给出n个数，让你分组，每组最少m个 规定每组的价值是组里面最大数-最小数 要求使得最大价值最小 n,m<=3*10^5

Evlampiy has found one more cool application to process photos. However the application has certain limitations. Each photo $ i $ has a contrast $ v_{i} $ . In order for the processing to be truly of high quality, the application must receive at least $ k $ photos with contrasts which differ as little as possible. Evlampiy already knows the contrast $ v_{i} $ for each of his $ n $ photos. Now he wants to split the photos into groups, so that each group contains at least $ k $ photos. As a result, each photo must belong to exactly one group. He considers a processing time of the $ j $ -th group to be the difference between the maximum and minimum values of $ v_{i} $ in the group. Because of multithreading the processing time of a division into groups is the maximum processing time among all groups. Split $ n $ photos into groups in a such way that the processing time of the division is the minimum possible, i.e. that the the maximum processing time over all groups as least as possible.

The first line contains two integers $ n $ and $ k $ ( $ 1<=k<=n<=3·10^{5} $ ) — number of photos and minimum size of a group.
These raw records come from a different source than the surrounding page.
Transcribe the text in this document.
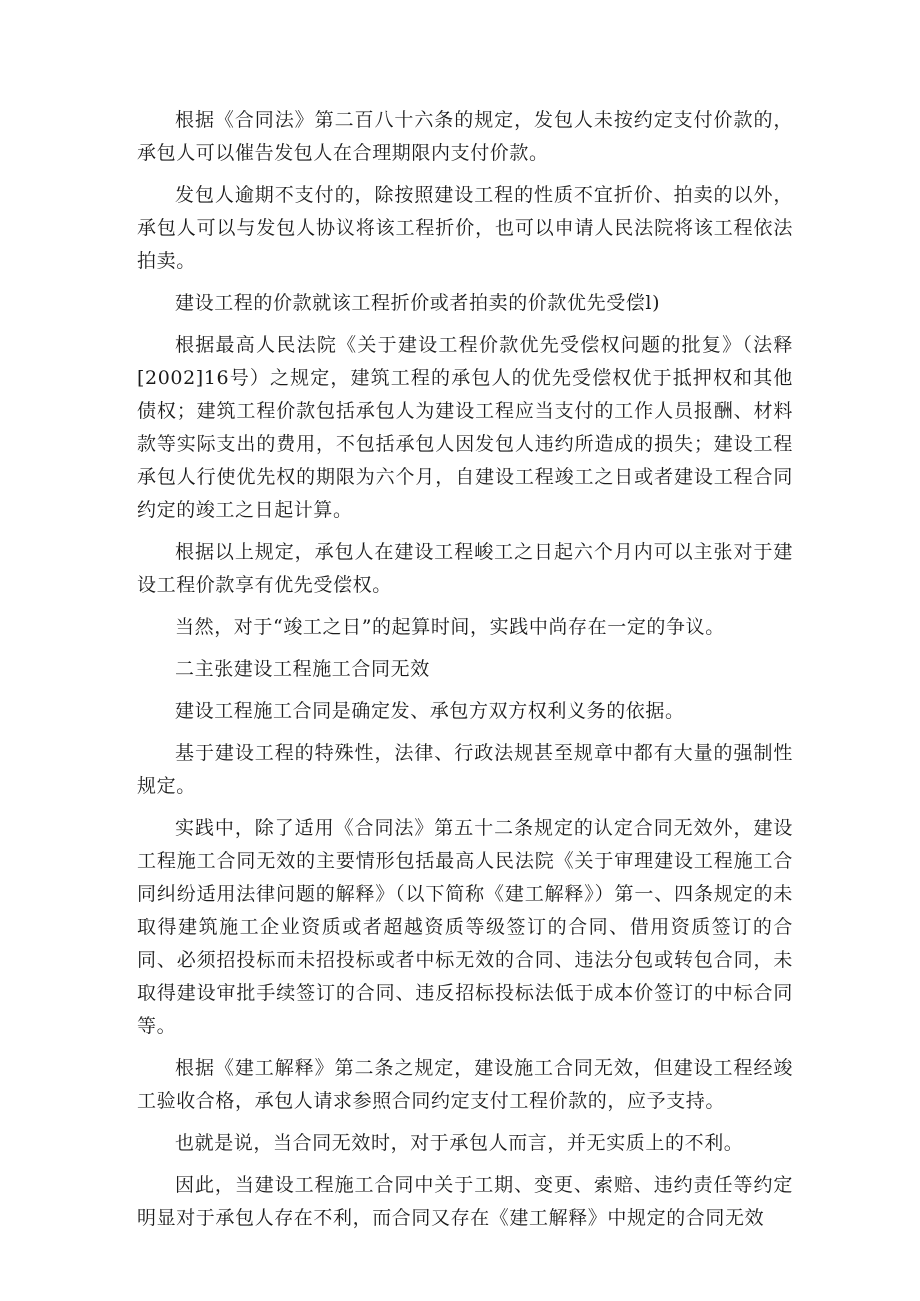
根据《合同法》第二百八十六条的规定，发包人未按约定支付价款的，承包人可以催告发包人在合理期限内支付价款。

发包人逾期不支付的，除按照建设工程的性质不宜折价、拍卖的以外，承包人可以与发包人协议将该工程折价，也可以申请人民法院将该工程依法拍卖。

建设工程的价款就该工程折价或者拍卖的价款优先受偿l)

根据最高人民法院《关于建设工程价款优先受偿权问题的批复》（法释[2002]16号）之规定，建筑工程的承包人的优先受偿权优于抵押权和其他债权；建筑工程价款包括承包人为建设工程应当支付的工作人员报酬、材料款等实际支出的费用，不包括承包人因发包人违约所造成的损失；建设工程承包人行使优先权的期限为六个月，自建设工程竣工之日或者建设工程合同约定的竣工之日起计算。

根据以上规定，承包人在建设工程峻工之日起六个月内可以主张对于建设工程价款享有优先受偿权。

当然，对于“竣工之日”的起算时间，实践中尚存在一定的争议。

二主张建设工程施工合同无效

建设工程施工合同是确定发、承包方双方权利义务的依据。

基于建设工程的特殊性，法律、行政法规甚至规章中都有大量的强制性规定。

实践中，除了适用《合同法》第五十二条规定的认定合同无效外，建设工程施工合同无效的主要情形包括最高人民法院《关于审理建设工程施工合同纠纷适用法律问题的解释》（以下简称《建工解释》）第一、四条规定的未取得建筑施工企业资质或者超越资质等级签订的合同、借用资质签订的合同、必须招投标而未招投标或者中标无效的合同、违法分包或转包合同，未取得建设审批手续签订的合同、违反招标投标法低于成本价签订的中标合同等。

根据《建工解释》第二条之规定，建设施工合同无效，但建设工程经竣工验收合格，承包人请求参照合同约定支付工程价款的，应予支持。

也就是说，当合同无效时，对于承包人而言，并无实质上的不利。

因此，当建设工程施工合同中关于工期、变更、索赔、违约责任等约定明显对于承包人存在不利，而合同又存在《建工解释》中规定的合同无效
The second line contains $ n $ integers $ v_{1},v_{2},...,v_{n} $ ( $ 1<=v_{i}<=10^{9} $ ), where $ v_{i} $ is the contrast of the $ i $ -th photo.

Print the minimal processing time of the division into groups.

5 2
50 110 130 40 120

20

4 1
2 3 4 1

0

In the first example the photos should be split into 2 groups: $ [40,50] $ and $ [110,120,130] $ . The processing time of the first group is $ 10 $ , and the processing time of the second group is $ 20 $ . Maximum among $ 10 $ and $ 20 $ is $ 20 $ . It is impossible to split the photos into groups in a such way that the processing time of division is less than $ 20 $ . In the second example the photos should be split into four groups, each containing one photo. So the minimal possible processing time of a division is $ 0 $ .